In order to solve the class imbalance problem, it was suggested at least 20 years ago bootstraping (now known as hard negative mining) this algorithm is gaining popularity, resulting in a kind of alternate algorithm, which alternate between the following two states:

  1. Model optimization sample for detection.
  2. Select a new false positive samples detected with the optimized model.

From the previous start detection target using SVM, R-CNN, SPPnet using both hard negative mining.

And published in this paper, the existing detection model Fast R-CNN did not use bootstraping, authors believe that the main reason is the deep ConvNet (with SGD optimization) algorithm, this method is difficult to join in.

Bootstraping achieve specific cases:

  1. Using a fixed model to find a new sample, and the sample added to the training set.
  2. Then, at a fixed model training set for training.

The author believes that it is this fixed order algorithm so that the overall training low speed. In this regard, the authors propose a use SGD optimization, the use of loss of newly designed algorithm samples from non uniform-& non-stationary in a desired resolve this issue. the main contribution of the new model are the following

  • It does not require the then popular exploratory sampling.
  • You can achieve stable mAP.
  • The more complex the backbone, the more obvious speed advantage.

Related work

Hard example mining.

The author believes the current hard example, there are two methods:

  1. Use when optimizing SVM.

    Easy to remove the classification of easy examples - and therefore the training set really use is a fraction of the actual training set.

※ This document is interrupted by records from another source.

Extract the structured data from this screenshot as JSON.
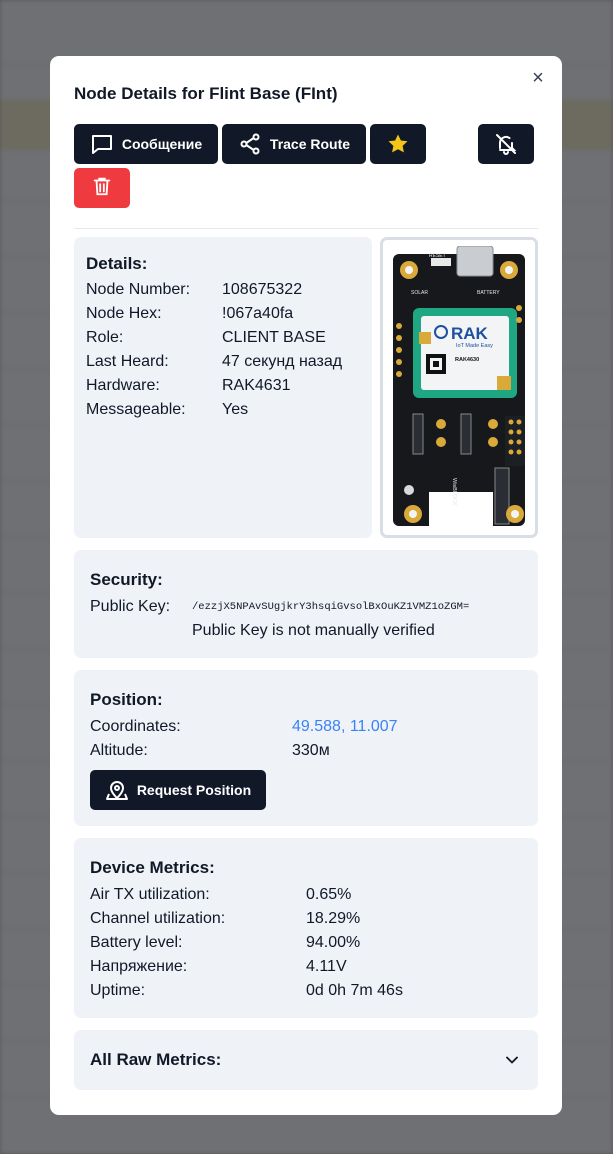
{
  "modal": {
    "title": "Node Details for Flint Base (FInt)",
    "close_glyph": "×"
  },
  "toolbar": {
    "message_label": "Сообщение",
    "trace_route_label": "Trace Route",
    "favorite_icon": "star-icon",
    "mute_icon": "bell-off-icon",
    "delete_icon": "trash-icon"
  },
  "details": {
    "heading": "Details:",
    "rows": [
      {
        "label": "Node Number:",
        "value": "108675322"
      },
      {
        "label": "Node Hex:",
        "value": "!067a40fa"
      },
      {
        "label": "Role:",
        "value": "CLIENT BASE"
      },
      {
        "label": "Last Heard:",
        "value": "47 секунд назад"
      },
      {
        "label": "Hardware:",
        "value": "RAK4631"
      },
      {
        "label": "Messageable:",
        "value": "Yes"
      }
    ]
  },
  "device_image": {
    "brand": "RAK",
    "tagline": "IoT Made Easy",
    "model": "RAK4630",
    "reset_label": "RESET",
    "solar_label": "SOLAR",
    "battery_label": "BATTERY",
    "block_label": "WisBLOCK"
  },
  "security": {
    "heading": "Security:",
    "public_key_label": "Public Key:",
    "public_key_value": "/ezzjX5NPAvSUgjkrY3hsqiGvsolBxOuKZ1VMZ1oZGM=",
    "verification_note": "Public Key is not manually verified"
  },
  "position": {
    "heading": "Position:",
    "coordinates_label": "Coordinates:",
    "coordinates_value": "49.588, 11.007",
    "altitude_label": "Altitude:",
    "altitude_value": "330м",
    "request_label": "Request Position"
  },
  "metrics": {
    "heading": "Device Metrics:",
    "rows": [
      {
        "label": "Air TX utilization:",
        "value": "0.65%"
      },
      {
        "label": "Channel utilization:",
        "value": "18.29%"
      },
      {
        "label": "Battery level:",
        "value": "94.00%"
      },
      {
        "label": "Напряжение:",
        "value": "4.11V"
      },
      {
        "label": "Uptime:",
        "value": "0d 0h 7m 46s"
      }
    ]
  },
  "raw_metrics": {
    "heading": "All Raw Metrics:"
  },
  "colors": {
    "primary_button": "#111827",
    "danger_button": "#ef3a3f",
    "star": "#f5c518",
    "link": "#3b82f6",
    "card_bg": "#eff2f7"
  }
}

  2. When used to optimize non-SVM.

    Mainly used in shallow neural networks or decision trees, in general, is not easy because of convergence, will rejoin the training set false positives repeat the training twice.

Overview of Fast R-CNN

On the main reason for choosing Faster R-CNN improvements are:

  1. He is a fast end-to-end system.
  2. Faster R-CNN was very popular, many algorithms derived.
  3. Faster R-CNN instead of the entire network can be trained so that part of the web must be fixed.
  4. Not using SVM, and Faster authors R-CNN proves whether to use SVM basically does not cause a big impact on the results.

Training

The author believes background RoIs is suboptimal because it lost some of infrequent, but important, difficult background regions, and therefore the authors removed the limit on the maximum threshold of background.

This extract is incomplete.